Taboola and Outbrain recently announced a plan to merge, joining forces to reach over 2 billion people per month via content recommendation widgets at the end of popular news articles online. The two rivals, based out of New York City, have been reliable sources of online ad revenue for publishers for over a decade.
Post-merge, the company will have over 2,000 employees in 50 countries and serve 20,000 customers. In a digital ad market currently dominated by Google, Facebook and Amazon, both Taboola and Outbrain say this is a move to put power back into the hands of its customers.
Publisher and advertisers are expressing mixed feelings about the merger. Some anticipate the advantages of greater scale and transparency, but some are worried the lack of competition will negatively impact pricing and ad quality.
What does the merger mean for Adpoint?
Last year, we integrated with Taboola’s platform to automate the native ad booking process for our customers – many of which are media companies who also partner with Taboola or Outbrain.
The integration further strengthens our goal to remain a single-solution for media companies today.

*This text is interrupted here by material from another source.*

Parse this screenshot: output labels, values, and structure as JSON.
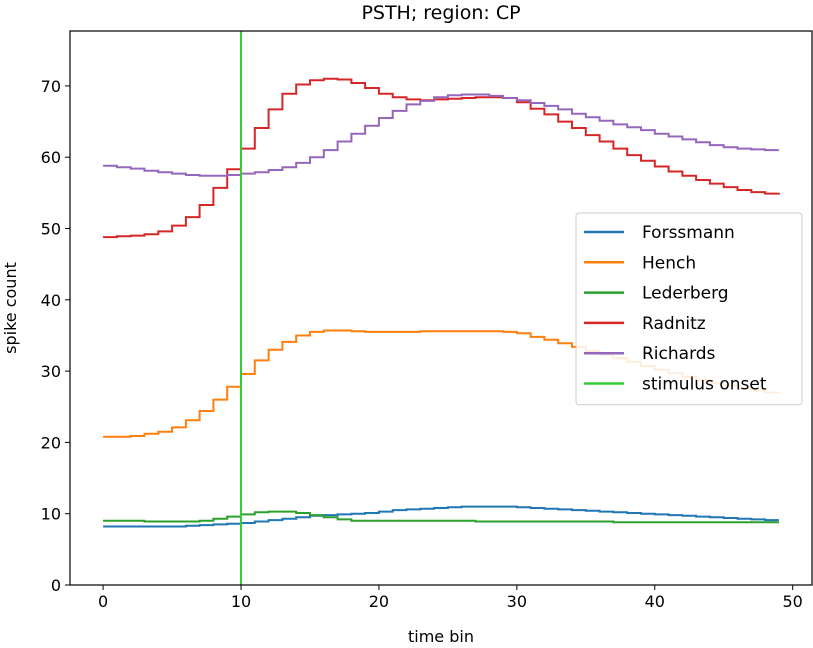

Digital publishers, for example, can now book their Taboola native ads and their Google Ad Manager display ads into Adpoint and seamlessly push each ad to the appropriate ad server. On the start date, delivery data is automatically updated in Adpoint for pacing, reporting and billing.
We’re feeling optimistic about the outcome and do not expect any potential changes to the Adpoint-Taboola integration as a result. As always, we will continue to work with our customers and dedicated partners to remain up to date with changes but watch this space for any updates.